Studio Smack creates thought-provoking poster for Graphic Design Festival Breda competition
Studio Smack, an animation studio based in The Netherlands, has created the winning poster for the Graphic Design Festival Breda’s Reflect – Poster Project.
The competition challenged students, professional and amateur graphic designers to use the maker revolution, financial crisis and social media uprising as an inspiration to create a transparant, sustainable and honest concept for the future and to visualise their personal way of dealing with contemporary challenges.
Studio Smack designed a typography poster with a visual update of a quote from the film ‘Fight Club’.

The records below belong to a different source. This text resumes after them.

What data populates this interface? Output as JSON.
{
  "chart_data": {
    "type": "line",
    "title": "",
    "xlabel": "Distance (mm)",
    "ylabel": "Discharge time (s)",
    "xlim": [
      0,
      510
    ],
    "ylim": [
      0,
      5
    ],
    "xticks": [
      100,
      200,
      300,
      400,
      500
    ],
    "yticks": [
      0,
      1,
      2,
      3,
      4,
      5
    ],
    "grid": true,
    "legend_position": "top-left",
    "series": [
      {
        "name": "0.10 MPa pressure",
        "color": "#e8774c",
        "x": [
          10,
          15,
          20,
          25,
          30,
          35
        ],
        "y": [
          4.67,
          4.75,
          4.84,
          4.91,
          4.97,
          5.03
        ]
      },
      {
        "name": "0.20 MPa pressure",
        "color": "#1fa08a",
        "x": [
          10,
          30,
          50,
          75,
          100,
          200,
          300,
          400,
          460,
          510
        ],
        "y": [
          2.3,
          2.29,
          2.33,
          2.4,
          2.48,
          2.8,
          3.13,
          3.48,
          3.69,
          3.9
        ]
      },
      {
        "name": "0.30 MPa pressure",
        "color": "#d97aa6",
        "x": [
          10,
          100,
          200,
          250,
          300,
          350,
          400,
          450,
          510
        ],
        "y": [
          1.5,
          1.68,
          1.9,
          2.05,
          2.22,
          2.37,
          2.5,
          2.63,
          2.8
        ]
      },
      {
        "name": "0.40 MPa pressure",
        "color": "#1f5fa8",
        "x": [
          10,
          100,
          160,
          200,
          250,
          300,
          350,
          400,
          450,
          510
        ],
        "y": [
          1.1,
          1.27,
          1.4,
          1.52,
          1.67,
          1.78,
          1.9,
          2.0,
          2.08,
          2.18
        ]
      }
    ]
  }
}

Says Ton Meijdam, senior art director, Studio Smack: “The movie ‘Fight Club’ was released in 1999, a pre-social media era. The movie’s antagonist (Tyler Durden) played by Brad Pitt was literally talking about our possessions, and how they can dominate and take over our lives. Fast-forwarding to the present there might be something else that made us slaves to our possessions. Putting Tyler Durden’s statement in a whole new perspective.”
3 Comments
Very cool poster.
People who write a brief like “use the maker revolution, financial crisis and social media uprising as an inspiration to create a transparant, sustainable and honest concept for the future and to visualise their personal way of dealing with contemporary challenges” should be shot.
Here’s the thing. We did stuff like this at design school. But because we didn’t have the internet to ‘publish’ it on, no one ever saw it, and it probably quite rightly ended up in the bottom drawer of a plan chest before eventually getting thrown in the bin. Because it was never worth going to all the trouble of actually printing it. Now though, someone does this, sticks it online and gives the impression that it is new, original, powerful and good etc. It says ‘poster’, yet communicates absolutely nothing quickly or succinctly.
@Kev.
Poor you.
It definitely does communicate something quickly and succinctly.
It’s not groundbreaking work, though.